Stricture options w Dr Shen

Bo Shen isn’t technically a surgeon, he’s a gastroenterologist. That being said, he does use some small tools at the end of a scope (needle-knife, various claws, etc.) to attempt to address a variety of problems without conventional surgery. It’s an easy enough trip from the DC area to NYC, and Shen’s calendar probably is more open than usual because he’s just relocated to New York. If I were in your shoes I’d at least arrange a consultation to see what he recommends. 

Hi Ellie. 

I know I’m probably going to scare you with my story, but if the pouch has to come out, the pouch has to come out.

I, like you, developed a stricture at the top of the jpouch when I had a severe flare last year. My diagnosis was changed to Crohn’s at this point. I tried dialation of the stricture twice, but closed back to the pinhole due to the biologic stelara. Biologics unfortunately will keep inflammation down, but with close strictures even if you dialate them. I no longer had the ability to pass through food at this point and surgery was the only option to remove the stricture. 

My firet impression for surgery was that the surgeon was going to only cut out the stricture and reconnect back to the jpouch, but unfortunately reconnecting the jpouch at this paticular point would restrict blood flow to the jpouch. My only option was to have my jpouch removed and a permanent ileostomy. While I have other severe complications, I am happy with my ileostomy because I am no longer in pain and no longer worrying about going anemic because of bleeding ulcers. I spent 3 very painful years before my surgery dealing with bleeding ulcers and abdominal pain. 

I don’t know what your experience with your ileo was before getting the jpouch was, but please don’t be afraid of going back to the ileo. I had a severe decrease of quality of life when I was severely sick those three years. I could barely work. I live in Japan on a visa, so the only way to stay here is to work. Having my ileostomy has given back most if my life.

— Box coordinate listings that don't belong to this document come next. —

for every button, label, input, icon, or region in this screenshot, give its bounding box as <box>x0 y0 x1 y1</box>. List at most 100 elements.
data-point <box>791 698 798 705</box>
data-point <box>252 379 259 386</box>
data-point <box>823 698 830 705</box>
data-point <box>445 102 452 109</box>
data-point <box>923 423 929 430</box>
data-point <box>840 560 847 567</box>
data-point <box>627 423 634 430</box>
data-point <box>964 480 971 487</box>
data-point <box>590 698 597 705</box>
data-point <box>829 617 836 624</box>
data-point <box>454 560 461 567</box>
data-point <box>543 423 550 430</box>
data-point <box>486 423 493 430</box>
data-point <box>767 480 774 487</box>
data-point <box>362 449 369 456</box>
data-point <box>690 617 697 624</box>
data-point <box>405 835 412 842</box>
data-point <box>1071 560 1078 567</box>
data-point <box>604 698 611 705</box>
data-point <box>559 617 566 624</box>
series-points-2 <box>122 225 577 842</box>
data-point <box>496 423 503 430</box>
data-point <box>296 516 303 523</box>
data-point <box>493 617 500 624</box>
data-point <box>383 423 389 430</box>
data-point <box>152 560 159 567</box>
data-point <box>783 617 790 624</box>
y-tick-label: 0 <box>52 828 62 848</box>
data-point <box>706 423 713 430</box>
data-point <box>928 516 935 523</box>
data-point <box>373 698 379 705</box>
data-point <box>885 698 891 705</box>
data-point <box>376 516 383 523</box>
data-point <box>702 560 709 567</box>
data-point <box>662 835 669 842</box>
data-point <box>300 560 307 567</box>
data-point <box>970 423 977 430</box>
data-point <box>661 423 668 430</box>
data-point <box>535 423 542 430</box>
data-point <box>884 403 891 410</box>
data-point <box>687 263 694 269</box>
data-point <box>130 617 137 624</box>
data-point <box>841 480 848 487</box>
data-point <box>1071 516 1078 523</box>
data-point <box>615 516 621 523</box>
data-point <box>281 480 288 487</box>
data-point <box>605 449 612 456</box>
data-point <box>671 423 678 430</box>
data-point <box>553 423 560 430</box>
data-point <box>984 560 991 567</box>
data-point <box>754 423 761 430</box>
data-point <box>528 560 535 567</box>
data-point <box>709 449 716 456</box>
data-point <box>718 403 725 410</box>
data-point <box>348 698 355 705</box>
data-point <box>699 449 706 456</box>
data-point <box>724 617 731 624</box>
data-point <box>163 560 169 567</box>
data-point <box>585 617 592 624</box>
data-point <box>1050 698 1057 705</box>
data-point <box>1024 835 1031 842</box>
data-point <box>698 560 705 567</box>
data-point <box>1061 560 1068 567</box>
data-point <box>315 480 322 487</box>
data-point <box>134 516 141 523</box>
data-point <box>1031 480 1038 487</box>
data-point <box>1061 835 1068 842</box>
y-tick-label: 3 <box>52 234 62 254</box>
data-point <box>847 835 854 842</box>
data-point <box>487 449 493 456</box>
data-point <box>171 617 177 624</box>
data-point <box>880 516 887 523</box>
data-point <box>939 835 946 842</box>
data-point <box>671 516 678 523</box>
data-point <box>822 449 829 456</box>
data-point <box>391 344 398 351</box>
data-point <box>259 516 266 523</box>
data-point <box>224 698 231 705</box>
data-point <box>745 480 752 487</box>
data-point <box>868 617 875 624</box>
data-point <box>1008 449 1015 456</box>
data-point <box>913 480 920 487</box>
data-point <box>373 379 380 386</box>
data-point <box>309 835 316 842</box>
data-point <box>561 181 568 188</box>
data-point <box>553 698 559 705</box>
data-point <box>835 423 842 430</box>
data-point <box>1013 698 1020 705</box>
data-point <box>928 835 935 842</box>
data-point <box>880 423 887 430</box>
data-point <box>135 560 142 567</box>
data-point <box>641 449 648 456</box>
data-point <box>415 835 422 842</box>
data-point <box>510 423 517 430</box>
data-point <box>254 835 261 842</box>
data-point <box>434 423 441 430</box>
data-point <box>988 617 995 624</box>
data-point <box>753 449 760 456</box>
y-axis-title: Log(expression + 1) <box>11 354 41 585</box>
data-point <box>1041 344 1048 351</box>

I hope you can find a treatment. Let me know if you have any questions. 

-Rina

Thank you for the reply. My ileostomy was much finickier and more difficult than my j-pouch has been. I had trouble with blockages and I had constant reactions to the adhesives but I don't know if they have changed a lot since the early 2000s. I had random leaks at school, on trips, on airplanes, in the car and I developed burns. 

I hope the Remicade isn't responsible for the stricture! I've had them dilated in the past (pre taking any medications) so I know I eventually get them. In the past, the bad one was at the rectal site instead of the top of my pouch but the dilations always worked well (>6 years between each).